The Dwight D. Martin House
Built from 1903 and 1905, the Dwight D. Martin house is considered by many scholars to be one of Wright’s greatest works and one of his most important projects. The complex was designed for Mr. Martin, a wealthy Chicago businessman, who eventually was so enamored with Wright’s designs that he became one of Wright’s principle financial supporters throughout the beginning of Wright’s career. While obviously well-loved by Wright scholars, Wright himself deemed his architectural opus “a well-nigh perfect composition”.
Built on land from his childhood and ancestral home, Taliesin was the site of Wright’s primary studio and his summer abode. Named after the Welsh word for “radiant brow”, the main housing complex was built on a hill overlooking the land around the valley. This timeless site didn’t last forever, though. Following some devastating fires, the studio and home had to be rebuilt twice during Wright’s life. Many of Wright’s most notable projects, including Fallingwater, were designed while staying at Taliesin.

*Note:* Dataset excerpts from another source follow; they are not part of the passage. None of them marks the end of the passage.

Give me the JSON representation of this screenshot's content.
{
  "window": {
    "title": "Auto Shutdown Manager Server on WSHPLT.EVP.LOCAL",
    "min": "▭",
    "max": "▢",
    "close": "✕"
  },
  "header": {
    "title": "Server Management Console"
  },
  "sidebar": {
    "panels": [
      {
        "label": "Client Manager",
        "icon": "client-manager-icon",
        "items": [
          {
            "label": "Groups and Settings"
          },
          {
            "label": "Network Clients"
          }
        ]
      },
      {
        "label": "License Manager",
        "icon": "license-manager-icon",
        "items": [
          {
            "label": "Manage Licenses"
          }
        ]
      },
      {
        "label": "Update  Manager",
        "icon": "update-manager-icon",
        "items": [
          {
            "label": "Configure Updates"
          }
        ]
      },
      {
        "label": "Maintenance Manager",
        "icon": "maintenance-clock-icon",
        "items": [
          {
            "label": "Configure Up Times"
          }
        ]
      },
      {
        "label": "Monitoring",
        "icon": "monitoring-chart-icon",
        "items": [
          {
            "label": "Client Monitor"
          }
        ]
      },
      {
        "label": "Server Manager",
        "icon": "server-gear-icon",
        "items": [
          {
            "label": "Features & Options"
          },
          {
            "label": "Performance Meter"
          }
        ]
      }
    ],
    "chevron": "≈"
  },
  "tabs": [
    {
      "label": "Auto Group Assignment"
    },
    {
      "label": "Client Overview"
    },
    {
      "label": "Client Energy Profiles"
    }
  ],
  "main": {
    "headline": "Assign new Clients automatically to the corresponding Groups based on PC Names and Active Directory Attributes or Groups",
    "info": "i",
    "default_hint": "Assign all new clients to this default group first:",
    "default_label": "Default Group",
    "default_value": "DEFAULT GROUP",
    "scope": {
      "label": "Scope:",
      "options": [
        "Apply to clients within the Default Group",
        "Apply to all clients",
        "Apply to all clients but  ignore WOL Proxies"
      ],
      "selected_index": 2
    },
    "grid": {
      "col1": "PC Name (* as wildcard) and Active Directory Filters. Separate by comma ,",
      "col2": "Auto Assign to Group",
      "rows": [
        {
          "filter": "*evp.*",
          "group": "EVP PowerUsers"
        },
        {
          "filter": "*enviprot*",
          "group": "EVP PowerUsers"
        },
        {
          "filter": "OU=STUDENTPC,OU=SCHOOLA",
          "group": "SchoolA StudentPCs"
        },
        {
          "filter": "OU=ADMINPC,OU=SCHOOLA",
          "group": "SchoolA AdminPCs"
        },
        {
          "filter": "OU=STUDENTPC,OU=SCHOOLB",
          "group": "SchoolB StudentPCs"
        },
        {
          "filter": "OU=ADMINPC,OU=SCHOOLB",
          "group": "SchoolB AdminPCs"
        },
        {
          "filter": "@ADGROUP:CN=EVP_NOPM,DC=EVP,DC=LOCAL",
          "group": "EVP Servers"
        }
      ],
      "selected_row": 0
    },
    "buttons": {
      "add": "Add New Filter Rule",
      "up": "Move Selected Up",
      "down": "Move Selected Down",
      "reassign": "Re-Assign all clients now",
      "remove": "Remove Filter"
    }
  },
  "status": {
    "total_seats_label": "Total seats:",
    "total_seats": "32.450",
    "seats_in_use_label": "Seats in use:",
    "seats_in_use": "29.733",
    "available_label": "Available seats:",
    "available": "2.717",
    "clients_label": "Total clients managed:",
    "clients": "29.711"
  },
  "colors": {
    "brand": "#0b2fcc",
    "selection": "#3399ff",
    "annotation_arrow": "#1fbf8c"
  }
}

Considered one of Wright’s greatest masterpieces and one of his most recognizable works, Fallingwater was designed in 1935 after Wright convinced the president of the Kaufmann department store chain that the home they were living in wasn’t worthy of their residence. After surveying the land and considering the needs of the client, Wright realized the house would need to be bigger than the plot allowed, so he designed around his problems by using specially-designed anchors that would keep the house attached to the nearby grounds. The house was most recently renovated for a staggering $11.4 million–a far cry from the original price of $155,000.